Hwy 40 and Denver


Taking Highway 40 was an excellent choice. The lame thing about driving cross country in a car, with a dog, is that it’s much harder to meet people than with public transportation. Plus, I can’t stay in hostels (no dogs) or do anything that means leaving the car for more than a couple of hours.

But, taking less-traveled roads means (1) seeing restaurants, etc. that aren’t attached to oversized gas stations, (2) actually being able to slow down and see things that interest you, and (3) having an excuse to talk to the locals about which roads to take, what’s passable this time of year, and which ones are most scenic. For some reason, people (especially dudes) just love to talk about roads.

Highway 40 cut 100 miles off my drive from SLC to Denver (550 –> 450 miles), but added a couple of hours. It was wwaayyy cooler than driving through Wyoming (reportedly a “wasteland”).


I camped near Hot Sulphur Springs (2 hours outside of Denver). It was ass cold, just 21 degrees. Unbelievably, Maddy actually slept with me in my backpacking hammock. The more you know about backpacking hammocks, the more you realize how ridiculous that is. Eventually, we were too cold and cramped, so we moved into the car which was a much better idea.

The next day I made it to Denver.
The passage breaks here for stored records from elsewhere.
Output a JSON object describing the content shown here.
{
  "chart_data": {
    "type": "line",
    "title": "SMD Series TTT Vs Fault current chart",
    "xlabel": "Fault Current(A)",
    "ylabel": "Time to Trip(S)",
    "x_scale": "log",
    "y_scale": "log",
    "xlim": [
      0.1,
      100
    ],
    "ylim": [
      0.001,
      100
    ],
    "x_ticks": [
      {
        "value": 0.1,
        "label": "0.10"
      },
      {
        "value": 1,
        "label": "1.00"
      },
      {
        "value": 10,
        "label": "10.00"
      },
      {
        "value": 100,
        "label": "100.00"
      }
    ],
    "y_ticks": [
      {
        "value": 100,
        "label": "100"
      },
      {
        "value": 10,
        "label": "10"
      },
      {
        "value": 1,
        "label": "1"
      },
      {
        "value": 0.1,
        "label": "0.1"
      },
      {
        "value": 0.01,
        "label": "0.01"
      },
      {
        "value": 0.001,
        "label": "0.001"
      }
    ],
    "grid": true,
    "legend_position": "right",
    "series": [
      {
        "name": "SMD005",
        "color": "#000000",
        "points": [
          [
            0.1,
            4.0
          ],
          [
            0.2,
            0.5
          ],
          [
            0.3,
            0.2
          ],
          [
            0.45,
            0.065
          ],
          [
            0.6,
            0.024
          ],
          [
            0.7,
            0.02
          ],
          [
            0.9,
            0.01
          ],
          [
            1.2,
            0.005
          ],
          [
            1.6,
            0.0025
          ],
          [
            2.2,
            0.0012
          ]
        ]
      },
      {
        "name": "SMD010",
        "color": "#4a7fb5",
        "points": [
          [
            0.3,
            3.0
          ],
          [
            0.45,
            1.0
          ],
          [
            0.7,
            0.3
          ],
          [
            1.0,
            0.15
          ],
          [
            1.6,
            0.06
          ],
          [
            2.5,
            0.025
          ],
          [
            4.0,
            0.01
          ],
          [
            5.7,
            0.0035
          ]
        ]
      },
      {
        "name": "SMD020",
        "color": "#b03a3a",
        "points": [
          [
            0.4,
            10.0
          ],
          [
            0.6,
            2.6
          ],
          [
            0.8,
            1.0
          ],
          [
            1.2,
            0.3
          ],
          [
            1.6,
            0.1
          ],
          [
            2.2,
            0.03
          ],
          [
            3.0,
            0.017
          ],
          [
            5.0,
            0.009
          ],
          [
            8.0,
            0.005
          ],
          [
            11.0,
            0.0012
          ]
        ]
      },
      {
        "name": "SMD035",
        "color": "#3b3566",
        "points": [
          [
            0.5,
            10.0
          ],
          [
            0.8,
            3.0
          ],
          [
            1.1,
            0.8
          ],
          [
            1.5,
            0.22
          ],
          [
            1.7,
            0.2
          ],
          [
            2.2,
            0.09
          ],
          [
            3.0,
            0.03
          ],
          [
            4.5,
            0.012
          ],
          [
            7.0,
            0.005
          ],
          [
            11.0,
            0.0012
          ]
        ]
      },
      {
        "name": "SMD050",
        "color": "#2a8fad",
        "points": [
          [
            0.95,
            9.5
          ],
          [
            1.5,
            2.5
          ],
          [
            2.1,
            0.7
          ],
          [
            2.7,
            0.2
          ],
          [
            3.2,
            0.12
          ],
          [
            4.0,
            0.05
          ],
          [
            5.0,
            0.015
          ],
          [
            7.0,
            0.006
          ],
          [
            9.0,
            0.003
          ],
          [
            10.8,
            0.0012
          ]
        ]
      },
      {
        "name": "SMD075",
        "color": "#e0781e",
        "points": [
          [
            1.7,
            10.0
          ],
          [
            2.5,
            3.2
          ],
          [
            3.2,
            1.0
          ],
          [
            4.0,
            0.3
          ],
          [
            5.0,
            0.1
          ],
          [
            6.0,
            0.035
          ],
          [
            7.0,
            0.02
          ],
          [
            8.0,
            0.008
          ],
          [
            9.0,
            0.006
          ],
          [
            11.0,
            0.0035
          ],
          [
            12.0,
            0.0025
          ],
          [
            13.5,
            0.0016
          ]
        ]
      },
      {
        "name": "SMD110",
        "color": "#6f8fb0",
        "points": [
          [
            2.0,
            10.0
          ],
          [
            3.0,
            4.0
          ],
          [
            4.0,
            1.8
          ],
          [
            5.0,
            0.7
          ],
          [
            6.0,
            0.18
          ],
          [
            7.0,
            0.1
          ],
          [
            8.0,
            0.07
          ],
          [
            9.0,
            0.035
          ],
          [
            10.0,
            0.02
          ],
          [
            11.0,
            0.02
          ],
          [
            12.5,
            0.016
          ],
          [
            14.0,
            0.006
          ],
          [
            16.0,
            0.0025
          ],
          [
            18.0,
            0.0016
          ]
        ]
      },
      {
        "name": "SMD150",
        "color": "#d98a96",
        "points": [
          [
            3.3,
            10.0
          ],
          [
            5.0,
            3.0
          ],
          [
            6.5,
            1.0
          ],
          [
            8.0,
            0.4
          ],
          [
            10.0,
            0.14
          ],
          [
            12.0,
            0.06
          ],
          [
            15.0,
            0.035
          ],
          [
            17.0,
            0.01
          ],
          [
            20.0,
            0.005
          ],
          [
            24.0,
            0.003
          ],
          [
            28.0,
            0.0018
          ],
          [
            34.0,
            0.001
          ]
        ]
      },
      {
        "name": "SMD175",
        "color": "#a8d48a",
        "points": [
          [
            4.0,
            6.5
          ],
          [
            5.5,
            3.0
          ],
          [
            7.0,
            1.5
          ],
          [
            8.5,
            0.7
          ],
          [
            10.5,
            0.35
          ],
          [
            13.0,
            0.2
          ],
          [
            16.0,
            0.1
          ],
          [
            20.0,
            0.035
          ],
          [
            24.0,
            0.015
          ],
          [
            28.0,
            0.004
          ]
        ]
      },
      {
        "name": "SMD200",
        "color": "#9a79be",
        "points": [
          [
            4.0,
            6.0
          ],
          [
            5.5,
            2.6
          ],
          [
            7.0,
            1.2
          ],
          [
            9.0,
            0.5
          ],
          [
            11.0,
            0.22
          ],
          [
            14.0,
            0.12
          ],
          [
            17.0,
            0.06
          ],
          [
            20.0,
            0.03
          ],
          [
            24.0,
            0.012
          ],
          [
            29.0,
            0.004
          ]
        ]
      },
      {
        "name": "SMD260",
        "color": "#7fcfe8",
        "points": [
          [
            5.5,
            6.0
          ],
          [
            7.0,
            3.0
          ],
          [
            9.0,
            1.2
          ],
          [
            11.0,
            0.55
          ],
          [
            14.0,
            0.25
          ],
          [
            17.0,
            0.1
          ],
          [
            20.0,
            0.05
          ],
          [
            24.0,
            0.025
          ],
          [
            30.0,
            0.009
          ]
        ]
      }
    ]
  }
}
The view coming out of the mountains was amazing; it’s not terribly clear in this picture, but it’s an incredibly abrupt change from 12,000-ft peaks to perfectly flat plains.


Near the bottom of the mountain slope is Redrock Ampitheater, which is kindof naturally built into the mountain and is surrounded by a beautiful, unreal-looking formations of red rock.


I met up with my grad school friend Dan Gonzales. We played a beautiful, reasonably priced round of golf.

Afterwards I was starving and we went to Casa Bonita, of South Park fame:


It was totally awesome, better than I ever expected it. The food gave me such a stomach ache that I could hardly sleep, but that’s definitely part of the experience.